C’è da essere pessimisti, sì, dopo il buon risultato dell’estrema destra nelle elezioni politiche in Svezia
C’è da essere pessimisti, sì, dopo il buon risultato dell’estrema destra nelle elezioni politiche in Svezia. Non solo per l’ennesima affermazione di un partito che rinnova il più inquietante retaggio del Novecento europeo, ma soprattutto per come il suo successo e dunque la sua ‘minaccia’ possono prestarsi a fare da alibi a politiche che si pretendono rispettabili ma ne ricalcano la propaganda.
Basta allargare lo sguardo all’Europa per averne conferma. Le destre estreme avanzano quasi ovunque, e anche dove non sono al governo hanno ormai acquisito una forza tale da condizionarne le politiche. Soprattutto nei Paesi governati da partiti della destra “democratica”, la più soggetta a esserne influenzata.
Si pensi all’Olanda, o al caso ancora più clamoroso del Regno Unito, dove i Tories, per reggere il passo dell’Ukip sull’antieuropeismo, si sono spinti ben oltre le proprie capacità di gestione della Brexit. O si guardi ai casi ancora più gravi di Polonia e Ungheria, dove partiti nominalmente di centro (Fidesz, dell’autocrate Orbán, ha alla propria destra i neonazisti di Jobbik), una volta installati al potere, hanno adottato e sistematizzato, senza infingimenti peraltro, politiche da stato schiettamente autoritario. Ed è un caso di scuola quello austriaco, dove i popolari sono ormai difficilmente distinguibili dall’estrema destra dei “liberali” (forte del 26%) con i quali sono al governo. La peculiarità italiana, infine, è tale ma non del tutto: non va dimenticato infatti che gli eredi di Salò e la Lega furono introdotti al governo dal centrodestra “democratico” di Berlusconi; e che ancora nelle ultime legislative lo stesso Berlusconi ha creduto di poter gestire il fascioleghista Salvini, finendo per esserne fagocitato, come peraltro è accaduto ai grillini, egemonizzati dallo stesso Salvini che dalle urne era uscito con un risultato ben inferiore al loro.
Non diremo perciò che le destre “democratiche” portano la responsabilità di avere favorito l’istituzionalizzazione dell’estremismo, o che solo su di esse ricade l’onere di doverlo tenere a distanza. Ma è difficile ignorare quanto si sia ridotta la distanza tra le rispettive posizioni, quando pure resti netta quella ideologica, come conferma l’imbarazzante convivenza nel Partito popolare europeo di democristiani con ancora qualche motivo per ritenersi tali, e gli Orbán e affini.
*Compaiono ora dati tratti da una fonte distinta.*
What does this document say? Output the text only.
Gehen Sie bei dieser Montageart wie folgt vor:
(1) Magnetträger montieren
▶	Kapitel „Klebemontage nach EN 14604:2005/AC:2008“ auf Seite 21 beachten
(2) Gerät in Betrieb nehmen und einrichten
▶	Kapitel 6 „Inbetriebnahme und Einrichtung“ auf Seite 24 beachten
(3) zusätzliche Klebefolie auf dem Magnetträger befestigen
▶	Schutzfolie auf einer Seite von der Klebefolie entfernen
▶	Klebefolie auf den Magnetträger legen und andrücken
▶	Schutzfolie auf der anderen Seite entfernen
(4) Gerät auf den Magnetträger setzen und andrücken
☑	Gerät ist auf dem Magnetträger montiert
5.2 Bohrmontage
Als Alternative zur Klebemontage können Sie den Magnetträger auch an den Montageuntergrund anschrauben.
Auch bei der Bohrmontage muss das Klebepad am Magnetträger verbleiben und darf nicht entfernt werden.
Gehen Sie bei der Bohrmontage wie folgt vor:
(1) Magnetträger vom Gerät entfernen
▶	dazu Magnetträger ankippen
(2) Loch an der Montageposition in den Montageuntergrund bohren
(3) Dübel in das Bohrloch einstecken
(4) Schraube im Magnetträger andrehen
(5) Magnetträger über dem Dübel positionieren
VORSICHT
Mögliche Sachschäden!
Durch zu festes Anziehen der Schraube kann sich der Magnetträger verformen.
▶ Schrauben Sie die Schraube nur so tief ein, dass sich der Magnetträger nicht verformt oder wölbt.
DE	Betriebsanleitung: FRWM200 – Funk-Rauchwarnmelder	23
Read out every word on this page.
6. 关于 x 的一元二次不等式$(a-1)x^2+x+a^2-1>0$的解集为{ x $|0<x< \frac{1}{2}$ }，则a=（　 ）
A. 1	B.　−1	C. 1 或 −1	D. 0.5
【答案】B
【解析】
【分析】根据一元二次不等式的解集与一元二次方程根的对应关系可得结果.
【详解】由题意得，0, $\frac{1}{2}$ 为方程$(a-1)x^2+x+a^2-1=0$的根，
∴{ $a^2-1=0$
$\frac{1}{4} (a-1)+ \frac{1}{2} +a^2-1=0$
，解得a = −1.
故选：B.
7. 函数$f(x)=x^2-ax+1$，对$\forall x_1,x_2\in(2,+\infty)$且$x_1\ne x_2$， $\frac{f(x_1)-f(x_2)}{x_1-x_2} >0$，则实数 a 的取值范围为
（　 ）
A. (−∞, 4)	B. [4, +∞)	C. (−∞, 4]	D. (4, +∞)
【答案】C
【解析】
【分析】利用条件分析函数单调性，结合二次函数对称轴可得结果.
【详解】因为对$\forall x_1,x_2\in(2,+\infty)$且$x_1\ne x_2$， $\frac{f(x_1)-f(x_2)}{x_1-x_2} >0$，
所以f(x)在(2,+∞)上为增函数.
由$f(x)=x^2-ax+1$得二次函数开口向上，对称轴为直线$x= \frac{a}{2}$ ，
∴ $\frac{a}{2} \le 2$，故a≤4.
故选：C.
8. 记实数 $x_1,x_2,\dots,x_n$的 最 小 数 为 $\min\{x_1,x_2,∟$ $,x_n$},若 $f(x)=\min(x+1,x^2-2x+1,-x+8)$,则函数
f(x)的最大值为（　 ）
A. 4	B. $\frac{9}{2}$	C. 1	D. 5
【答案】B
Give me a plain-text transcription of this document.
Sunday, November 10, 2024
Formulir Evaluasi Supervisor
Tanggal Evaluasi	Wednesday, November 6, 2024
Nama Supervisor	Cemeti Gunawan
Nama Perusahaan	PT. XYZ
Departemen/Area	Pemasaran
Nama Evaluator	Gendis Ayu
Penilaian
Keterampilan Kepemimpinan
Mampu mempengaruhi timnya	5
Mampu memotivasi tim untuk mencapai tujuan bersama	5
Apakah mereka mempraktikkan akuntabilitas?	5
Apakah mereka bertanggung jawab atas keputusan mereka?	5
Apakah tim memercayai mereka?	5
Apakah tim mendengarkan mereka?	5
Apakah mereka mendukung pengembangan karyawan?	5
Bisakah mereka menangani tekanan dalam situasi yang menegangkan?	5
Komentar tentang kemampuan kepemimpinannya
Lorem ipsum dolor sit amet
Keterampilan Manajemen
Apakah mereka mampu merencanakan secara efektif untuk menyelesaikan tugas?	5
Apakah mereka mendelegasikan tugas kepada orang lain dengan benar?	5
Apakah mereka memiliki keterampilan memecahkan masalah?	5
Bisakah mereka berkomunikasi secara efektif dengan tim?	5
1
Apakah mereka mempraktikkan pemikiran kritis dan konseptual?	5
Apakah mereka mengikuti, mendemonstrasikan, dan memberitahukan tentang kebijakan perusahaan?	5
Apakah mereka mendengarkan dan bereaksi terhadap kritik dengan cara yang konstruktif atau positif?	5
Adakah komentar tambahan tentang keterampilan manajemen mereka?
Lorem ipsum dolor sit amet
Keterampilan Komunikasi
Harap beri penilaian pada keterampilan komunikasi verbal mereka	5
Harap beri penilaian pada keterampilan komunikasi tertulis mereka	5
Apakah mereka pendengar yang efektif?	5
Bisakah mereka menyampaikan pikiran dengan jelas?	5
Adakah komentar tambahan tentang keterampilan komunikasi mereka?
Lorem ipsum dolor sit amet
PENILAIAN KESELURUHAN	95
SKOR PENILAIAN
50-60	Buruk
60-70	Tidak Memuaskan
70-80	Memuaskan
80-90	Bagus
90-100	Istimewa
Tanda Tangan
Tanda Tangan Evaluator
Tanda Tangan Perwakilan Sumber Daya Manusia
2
Un test di quanto questo quadro sia attendibile saranno le elezioni regionali di ottobre in Baviera. In uno dei Land più conservatori di Germania, il tentativo di fermare l’emorragia di voti a favore di Alternative Für Deutschland sta spingendo sempre più a destra la Csu (l’altra metà della Cdu della cancelliera Merkel) fino a mettere in forse la sopravvivenza del governo federale. Una strategia obbligata, secondo alcuni, un ammiccamento all’ideologia Blut und Boden che ancora cementa il suo elettorato, secondo altri.
Il tutto a pochi mesi, ormai, dalle elezioni per il rinnovo dell’Europarlamento (maggio 2019). L’ancora scoordinato fronte dei nazionalismi continentali non possiede una strategia (a meno di intendere come tale i servili baciamano a un personaggio ributtante come Steve Bannon, impegnato nella propria campagna d’Europa), ma è prevedibile che una qualche lista comune riuscirà a metterla insieme, incollando le reciproche divergenze, future conflittualità, con un bostik formidabile come la lotta all’immigrazione e alla stessa Europa.
Chi le seguirà su questa strada (una tentazione non estranea a certa sinistra) asseconderà il loro successo.